* ECB decision due at 1145 GMT, press conference 1230 GMT
* Trump’s delay to scheduled tariff hike boosts markets
* China’s offshore yuan gains 0.5%, Aussie hits 6-wk high
* Graphic: World FX rates in 2019 tmsnrt.rs/2egbfVh (Writes through, adds quotes, details)
By Tommy Wilkes
LONDON, Sept 12 (Reuters) - The euro hovered near $1.10 on Thursday as traders prepared for the European Central Bank to unveil an expected stimulus package, while China’s yuan and Australia’s dollar rallied on further signs of a thaw in the U.S.-China trade war.
Investors expect a rate cut at Thursday’s meeting as the ECB tries to prop up the region’s ailing economy. The real uncertainty is whether policymakers restart a quantitative easing (QE) programme after some ECB members expressed doubt in recent weeks about the need to relaunch asset purchases.
Euro/dollar overnight implied volatility has soared to its highest since mid-2018, reflecting investor uncertainty about the impact of the ECB announcement on the single currency.
The ECB decision is scheduled for 1145 GMT, and president Mario Draghi’s press conference at 1230 GMT. The meeting is the first in a series of major central bank events, with the Federal Reserve and the Bank of Japan meeting next week.
SEB strategist Jussi Hiljanen said he expected the ECB to cut the deposit rate by 10 basis points from the current level of -0.4%, extend the forward guidance on rates by six months and announce the restart of QE but with monthly purchases lower than the market anticipated.
“Such a package of stimulus measures would be a disappointment for the market, pushing long rates higher and EUR/USD higher and steepening the curve,” Hiljanen said.
The common currency has shed 3.4% since June but was 0.2% higher at $1.1028 on Thursday.
Stephen Gallo, European Head of FX Strategy at BMO Capital Markets, said that if the ECB prepares the market for significant rate cuts ahead, “that would be quite dovish, quite bearish” for the euro.
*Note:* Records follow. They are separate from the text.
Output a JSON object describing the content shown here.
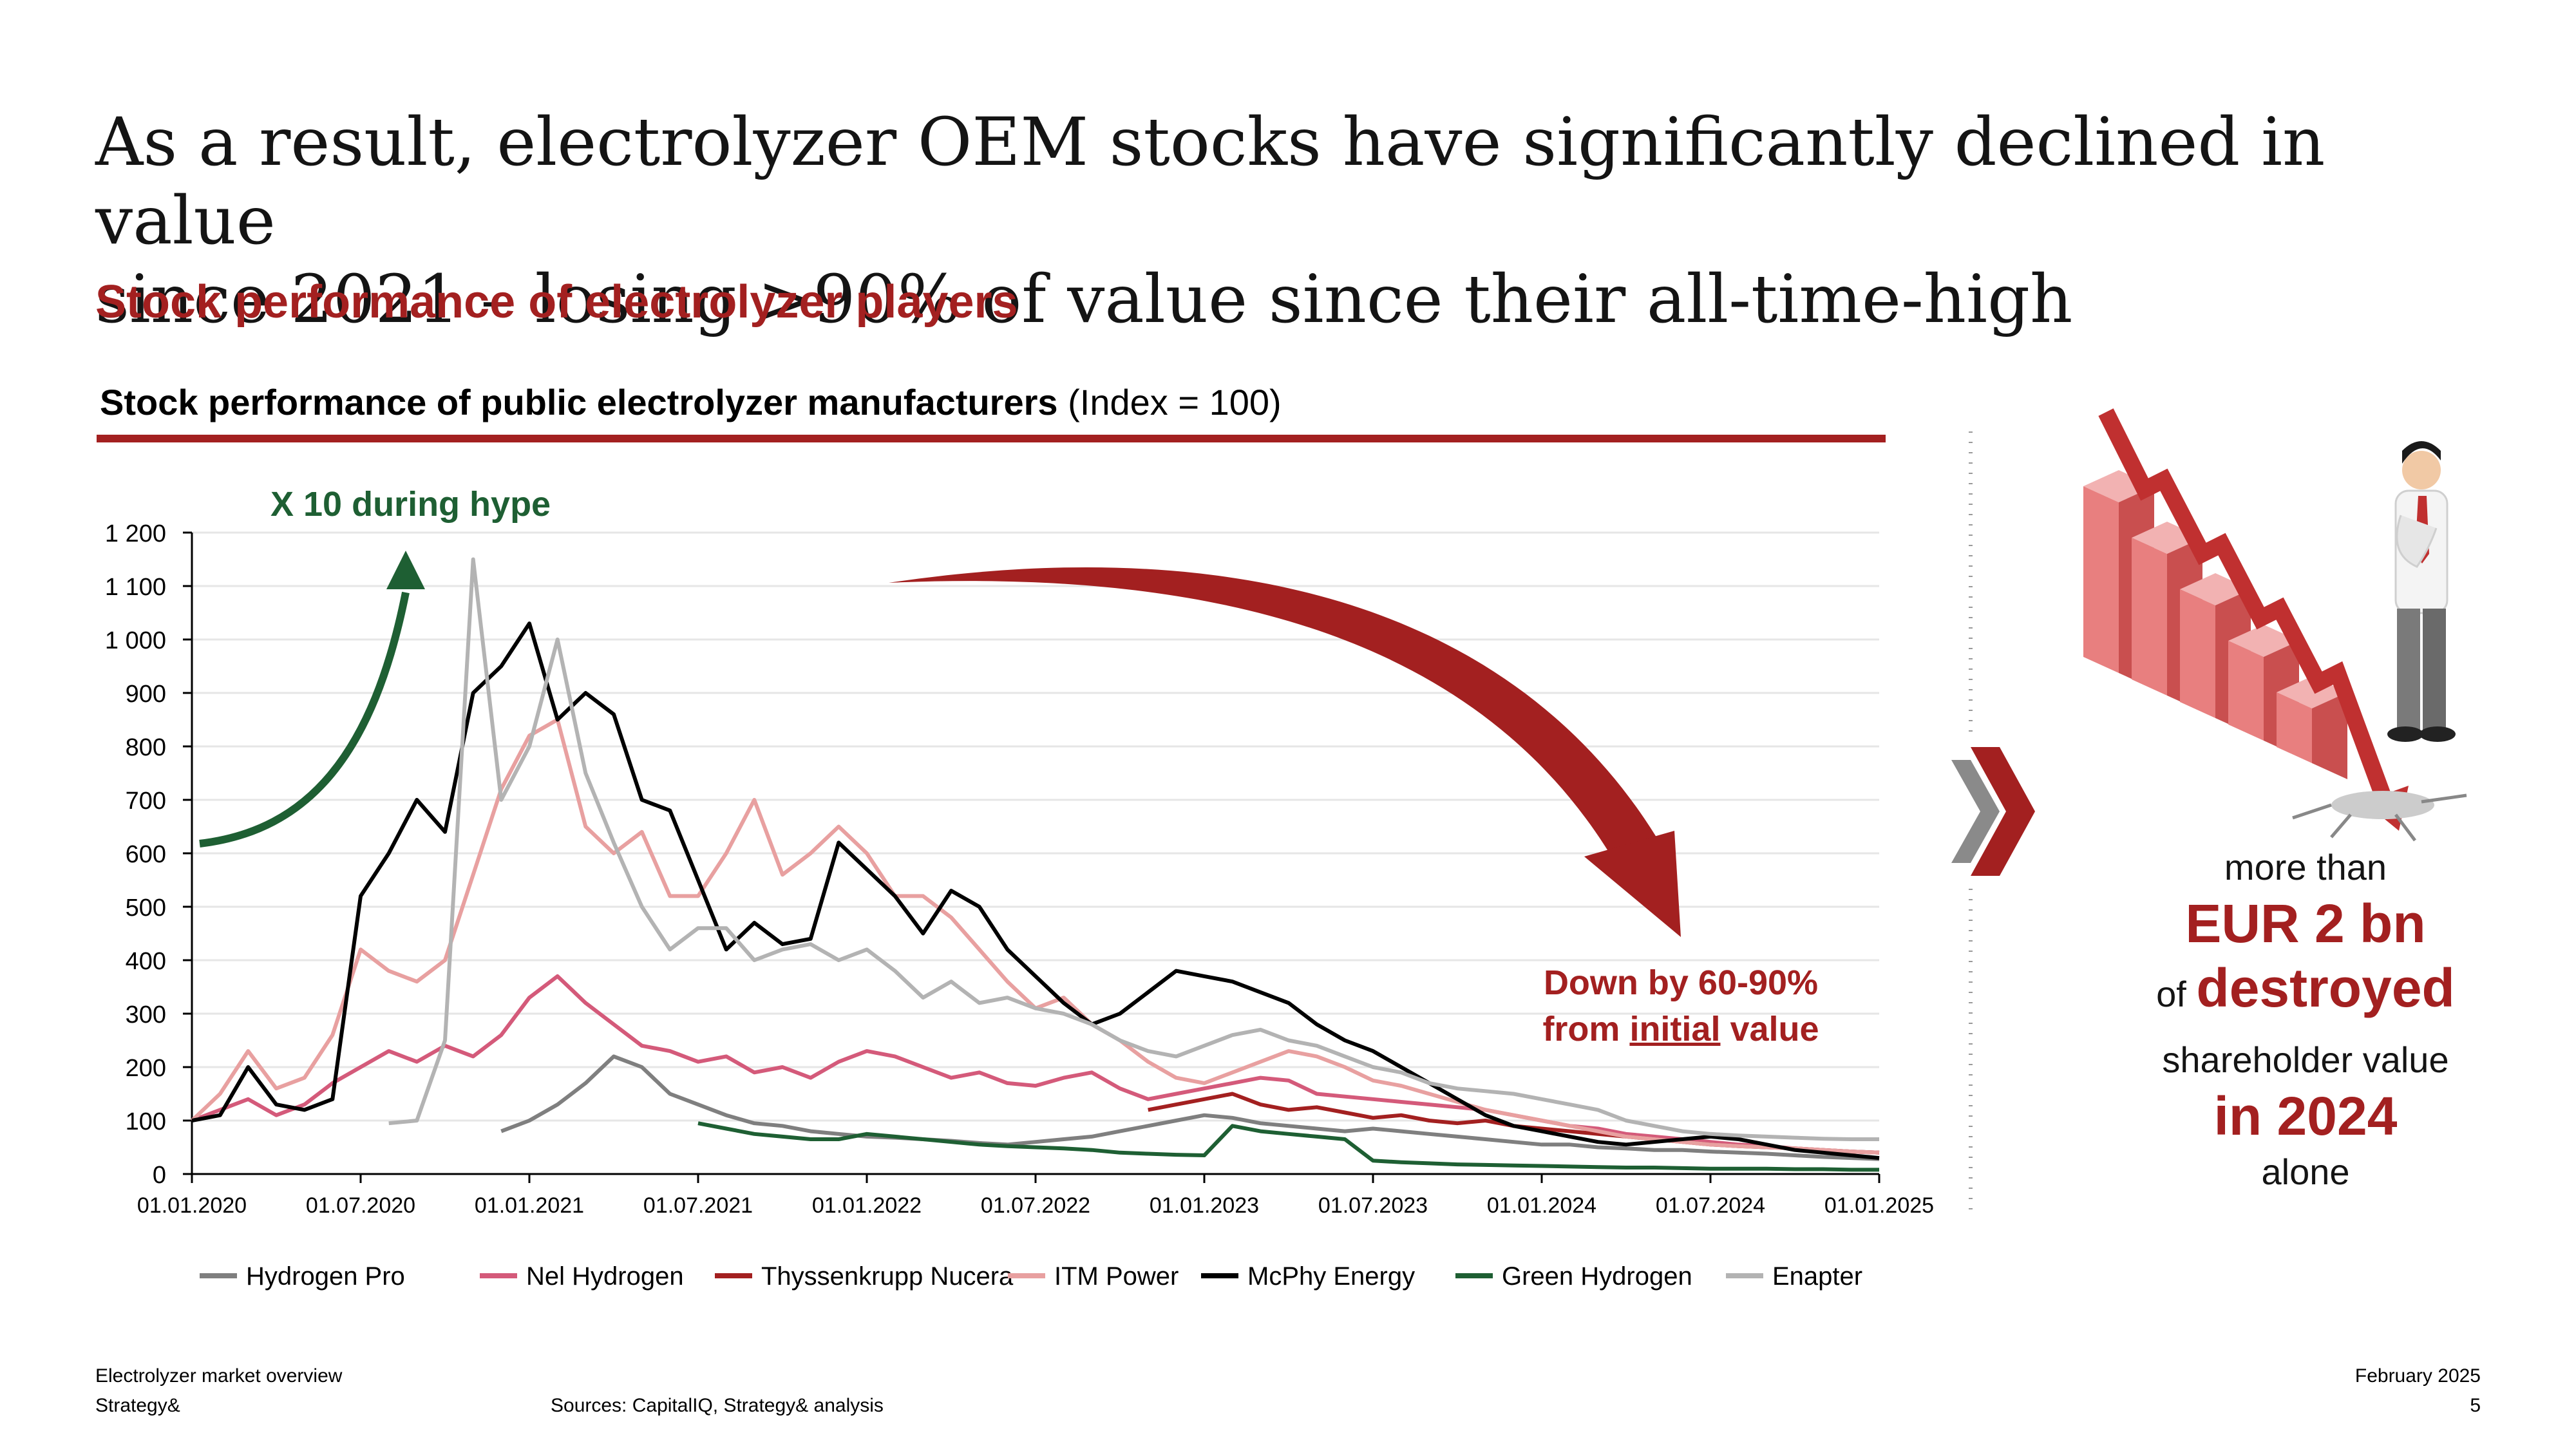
{
  "page": {
    "title_line1": "As a result, electrolyzer OEM stocks have significantly declined in value",
    "title_line2": "since 2021 – losing >90% of value since their all-time-high",
    "subtitle": "Stock performance of electrolyzer players",
    "chart_title_bold": "Stock performance of public electrolyzer manufacturers",
    "chart_title_rest": " (Index = 100)",
    "footer_left1": "Electrolyzer market overview",
    "footer_left2": "Strategy&",
    "footer_sources": "Sources: CapitalIQ, Strategy& analysis",
    "footer_date": "February 2025",
    "footer_page": "5"
  },
  "annotations": {
    "hype": "X 10 during hype",
    "down_line1": "Down by 60-90%",
    "down_line2_pre": "from ",
    "down_line2_underlined": "initial",
    "down_line2_post": " value"
  },
  "side": {
    "line1": "more than",
    "line2": "EUR 2 bn",
    "line3_small": "of ",
    "line3_big": "destroyed",
    "line4": "shareholder value",
    "line5": "in 2024",
    "line6": "alone"
  },
  "colors": {
    "accent_red": "#a32020",
    "hype_green": "#1e5f33",
    "grid": "#e6e6e6"
  },
  "chart_data": {
    "type": "line",
    "title": "Stock performance of public electrolyzer manufacturers (Index = 100)",
    "xlabel": "",
    "ylabel": "",
    "ylim": [
      0,
      1200
    ],
    "yticks": [
      0,
      100,
      200,
      300,
      400,
      500,
      600,
      700,
      800,
      900,
      1000,
      1100,
      1200
    ],
    "ytick_labels": [
      "0",
      "100",
      "200",
      "300",
      "400",
      "500",
      "600",
      "700",
      "800",
      "900",
      "1 000",
      "1 100",
      "1 200"
    ],
    "xlim": [
      0,
      60
    ],
    "xticks": [
      0,
      6,
      12,
      18,
      24,
      30,
      36,
      42,
      48,
      54,
      60
    ],
    "xtick_labels": [
      "01.01.2020",
      "01.07.2020",
      "01.01.2021",
      "01.07.2021",
      "01.01.2022",
      "01.07.2022",
      "01.01.2023",
      "01.07.2023",
      "01.01.2024",
      "01.07.2024",
      "01.01.2025"
    ],
    "x_unit": "months since 01.01.2020",
    "grid": true,
    "legend_position": "bottom",
    "series": [
      {
        "name": "Hydrogen Pro",
        "color": "#7f7f7f",
        "x": [
          11,
          12,
          13,
          14,
          15,
          16,
          17,
          18,
          19,
          20,
          21,
          22,
          23,
          24,
          25,
          26,
          27,
          28,
          29,
          30,
          31,
          32,
          33,
          34,
          35,
          36,
          37,
          38,
          39,
          40,
          41,
          42,
          43,
          44,
          45,
          46,
          47,
          48,
          49,
          50,
          51,
          52,
          53,
          54,
          55,
          56,
          57,
          58,
          59,
          60
        ],
        "values": [
          80,
          100,
          130,
          170,
          220,
          200,
          150,
          130,
          110,
          95,
          90,
          80,
          75,
          70,
          68,
          65,
          62,
          58,
          55,
          60,
          65,
          70,
          80,
          90,
          100,
          110,
          105,
          95,
          90,
          85,
          80,
          85,
          80,
          75,
          70,
          65,
          60,
          55,
          55,
          50,
          48,
          45,
          45,
          42,
          40,
          38,
          35,
          32,
          30,
          28
        ]
      },
      {
        "name": "Nel Hydrogen",
        "color": "#d45a7a",
        "x": [
          0,
          1,
          2,
          3,
          4,
          5,
          6,
          7,
          8,
          9,
          10,
          11,
          12,
          13,
          14,
          15,
          16,
          17,
          18,
          19,
          20,
          21,
          22,
          23,
          24,
          25,
          26,
          27,
          28,
          29,
          30,
          31,
          32,
          33,
          34,
          35,
          36,
          37,
          38,
          39,
          40,
          41,
          42,
          43,
          44,
          45,
          46,
          47,
          48,
          49,
          50,
          51,
          52,
          53,
          54,
          55,
          56,
          57,
          58,
          59,
          60
        ],
        "values": [
          100,
          120,
          140,
          110,
          130,
          170,
          200,
          230,
          210,
          240,
          220,
          260,
          330,
          370,
          320,
          280,
          240,
          230,
          210,
          220,
          190,
          200,
          180,
          210,
          230,
          220,
          200,
          180,
          190,
          170,
          165,
          180,
          190,
          160,
          140,
          150,
          160,
          170,
          180,
          175,
          150,
          145,
          140,
          135,
          130,
          125,
          120,
          110,
          100,
          90,
          85,
          75,
          70,
          65,
          60,
          55,
          52,
          48,
          45,
          42,
          40
        ]
      },
      {
        "name": "Thyssenkrupp Nucera",
        "color": "#a32020",
        "x": [
          34,
          35,
          36,
          37,
          38,
          39,
          40,
          41,
          42,
          43,
          44,
          45,
          46,
          47,
          48,
          49,
          50,
          51,
          52,
          53,
          54,
          55,
          56,
          57,
          58,
          59,
          60
        ],
        "values": [
          120,
          130,
          140,
          150,
          130,
          120,
          125,
          115,
          105,
          110,
          100,
          95,
          100,
          90,
          85,
          80,
          75,
          70,
          65,
          60,
          55,
          52,
          50,
          48,
          45,
          42,
          40
        ]
      },
      {
        "name": "ITM Power",
        "color": "#e8a0a0",
        "x": [
          0,
          1,
          2,
          3,
          4,
          5,
          6,
          7,
          8,
          9,
          10,
          11,
          12,
          13,
          14,
          15,
          16,
          17,
          18,
          19,
          20,
          21,
          22,
          23,
          24,
          25,
          26,
          27,
          28,
          29,
          30,
          31,
          32,
          33,
          34,
          35,
          36,
          37,
          38,
          39,
          40,
          41,
          42,
          43,
          44,
          45,
          46,
          47,
          48,
          49,
          50,
          51,
          52,
          53,
          54,
          55,
          56,
          57,
          58,
          59,
          60
        ],
        "values": [
          100,
          150,
          230,
          160,
          180,
          260,
          420,
          380,
          360,
          400,
          560,
          720,
          820,
          850,
          650,
          600,
          640,
          520,
          520,
          600,
          700,
          560,
          600,
          650,
          600,
          520,
          520,
          480,
          420,
          360,
          310,
          330,
          280,
          250,
          210,
          180,
          170,
          190,
          210,
          230,
          220,
          200,
          175,
          165,
          150,
          135,
          120,
          110,
          100,
          90,
          80,
          70,
          65,
          60,
          55,
          52,
          50,
          48,
          45,
          42,
          40
        ]
      },
      {
        "name": "McPhy Energy",
        "color": "#000000",
        "x": [
          0,
          1,
          2,
          3,
          4,
          5,
          6,
          7,
          8,
          9,
          10,
          11,
          12,
          13,
          14,
          15,
          16,
          17,
          18,
          19,
          20,
          21,
          22,
          23,
          24,
          25,
          26,
          27,
          28,
          29,
          30,
          31,
          32,
          33,
          34,
          35,
          36,
          37,
          38,
          39,
          40,
          41,
          42,
          43,
          44,
          45,
          46,
          47,
          48,
          49,
          50,
          51,
          52,
          53,
          54,
          55,
          56,
          57,
          58,
          59,
          60
        ],
        "values": [
          100,
          110,
          200,
          130,
          120,
          140,
          520,
          600,
          700,
          640,
          900,
          950,
          1030,
          850,
          900,
          860,
          700,
          680,
          550,
          420,
          470,
          430,
          440,
          620,
          570,
          520,
          450,
          530,
          500,
          420,
          370,
          320,
          280,
          300,
          340,
          380,
          370,
          360,
          340,
          320,
          280,
          250,
          230,
          200,
          170,
          140,
          110,
          90,
          80,
          70,
          60,
          55,
          60,
          65,
          70,
          65,
          55,
          45,
          40,
          35,
          30
        ]
      },
      {
        "name": "Green Hydrogen",
        "color": "#1e5f33",
        "x": [
          18,
          19,
          20,
          21,
          22,
          23,
          24,
          25,
          26,
          27,
          28,
          29,
          30,
          31,
          32,
          33,
          34,
          35,
          36,
          37,
          38,
          39,
          40,
          41,
          42,
          43,
          44,
          45,
          46,
          47,
          48,
          49,
          50,
          51,
          52,
          53,
          54,
          55,
          56,
          57,
          58,
          59,
          60
        ],
        "values": [
          95,
          85,
          75,
          70,
          65,
          65,
          75,
          70,
          65,
          60,
          55,
          52,
          50,
          48,
          45,
          40,
          38,
          36,
          35,
          90,
          80,
          75,
          70,
          65,
          25,
          22,
          20,
          18,
          17,
          16,
          15,
          14,
          13,
          12,
          12,
          11,
          10,
          10,
          10,
          9,
          9,
          8,
          8
        ]
      },
      {
        "name": "Enapter",
        "color": "#b3b3b3",
        "x": [
          7,
          8,
          9,
          10,
          11,
          12,
          13,
          14,
          15,
          16,
          17,
          18,
          19,
          20,
          21,
          22,
          23,
          24,
          25,
          26,
          27,
          28,
          29,
          30,
          31,
          32,
          33,
          34,
          35,
          36,
          37,
          38,
          39,
          40,
          41,
          42,
          43,
          44,
          45,
          46,
          47,
          48,
          49,
          50,
          51,
          52,
          53,
          54,
          55,
          56,
          57,
          58,
          59,
          60
        ],
        "values": [
          95,
          100,
          250,
          1150,
          700,
          800,
          1000,
          750,
          620,
          500,
          420,
          460,
          460,
          400,
          420,
          430,
          400,
          420,
          380,
          330,
          360,
          320,
          330,
          310,
          300,
          280,
          250,
          230,
          220,
          240,
          260,
          270,
          250,
          240,
          220,
          200,
          190,
          170,
          160,
          155,
          150,
          140,
          130,
          120,
          100,
          90,
          80,
          75,
          72,
          70,
          68,
          66,
          65,
          65
        ]
      }
    ]
  }
}
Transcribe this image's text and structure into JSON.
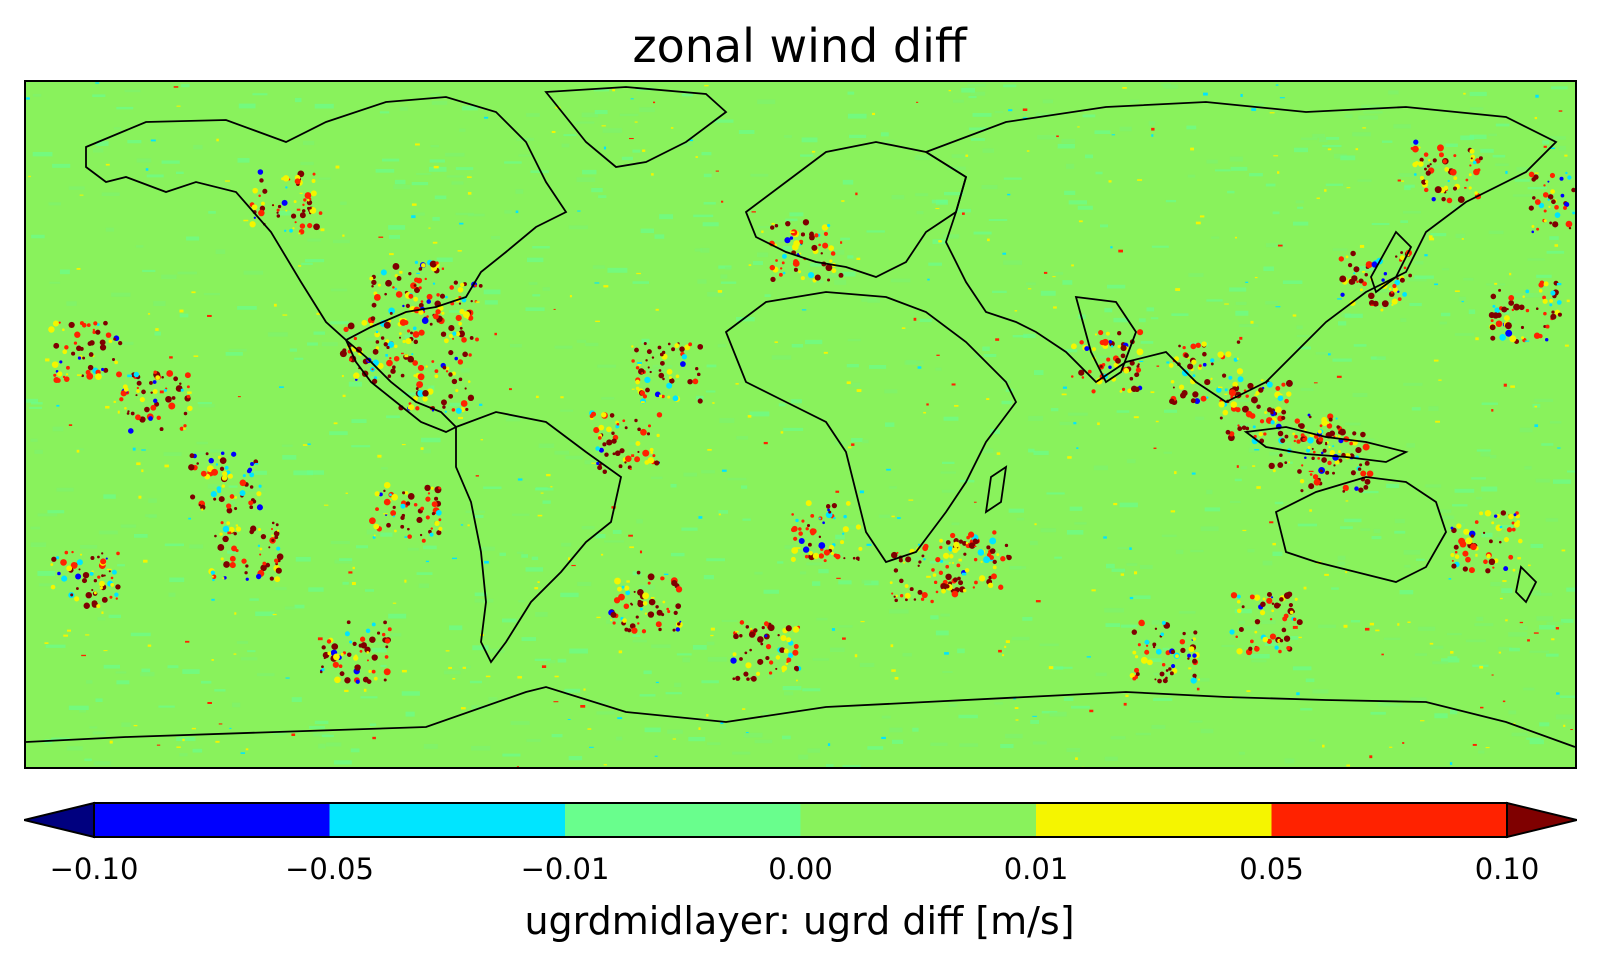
{
  "title": "zonal wind diff",
  "colorbar": {
    "label": "ugrdmidlayer: ugrd diff [m/s]",
    "ticks": [
      "−0.10",
      "−0.05",
      "−0.01",
      "0.00",
      "0.01",
      "0.05",
      "0.10"
    ],
    "bins": [
      {
        "from": -0.1,
        "to": -0.05,
        "color": "#0000ff"
      },
      {
        "from": -0.05,
        "to": -0.01,
        "color": "#00e5ff"
      },
      {
        "from": -0.01,
        "to": 0.0,
        "color": "#69fe8d"
      },
      {
        "from": 0.0,
        "to": 0.01,
        "color": "#89f25c"
      },
      {
        "from": 0.01,
        "to": 0.05,
        "color": "#f5f500"
      },
      {
        "from": 0.05,
        "to": 0.1,
        "color": "#ff2200"
      }
    ],
    "under_color": "#00007f",
    "over_color": "#7f0000",
    "extend": "both"
  },
  "map": {
    "projection": "plate-carree",
    "lon_range": [
      -180,
      180
    ],
    "lat_range": [
      -90,
      90
    ],
    "background_color": "#89f25c",
    "coastline_color": "#000000",
    "features": [
      "coastlines",
      "country-borders"
    ]
  }
}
However, he said the reaction would be contained as traders were reluctant to take positions on the dollar before next week’s Fed meeting.
The dollar was slightly lower against a basket of currencies at 98.528.
After a difficult August in which concerns about a global recession sparked a scramble into safer assets, markets have rallied this month, encouraged by easing trade tensions and by receding fears of a no-deal Brexit.
China on Wednesday exempted a basket of U.S. goods from its tariffs, while U.S. President Donald Trump said in a tweet he would delay a scheduled tariff hike by two weeks in October.
Export-driven currencies across Asia strengthened, as did most emerging market currencies.
The Aussie hit a six-week high of $0.6887 and the offshore Chinese yuan rose 0.5% to a three-week high of 7.0737 per dollar.
The Japanese yen, the go-to safe haven currency for fearful investors, fell to a six-week low against the dollar. The yen breached the 108 mark in Asian trade and was last at 107.86 yen per dollar. It had hit a seven-month high of 104.46 last month.
Sterling was little changed . The pound rocketed to a six-week high against the dollar on Monday as investors welcomed the British parliament’s move to block a no-deal Brexit on Oct. 31.
Despite the more positive mood in risk assets this week, analysts expressed caution about its sustainability.
“The bigger picture is one of a very tense geopolitical environment that is unlikely to be rectified quickly,” BMO’s Gallo said.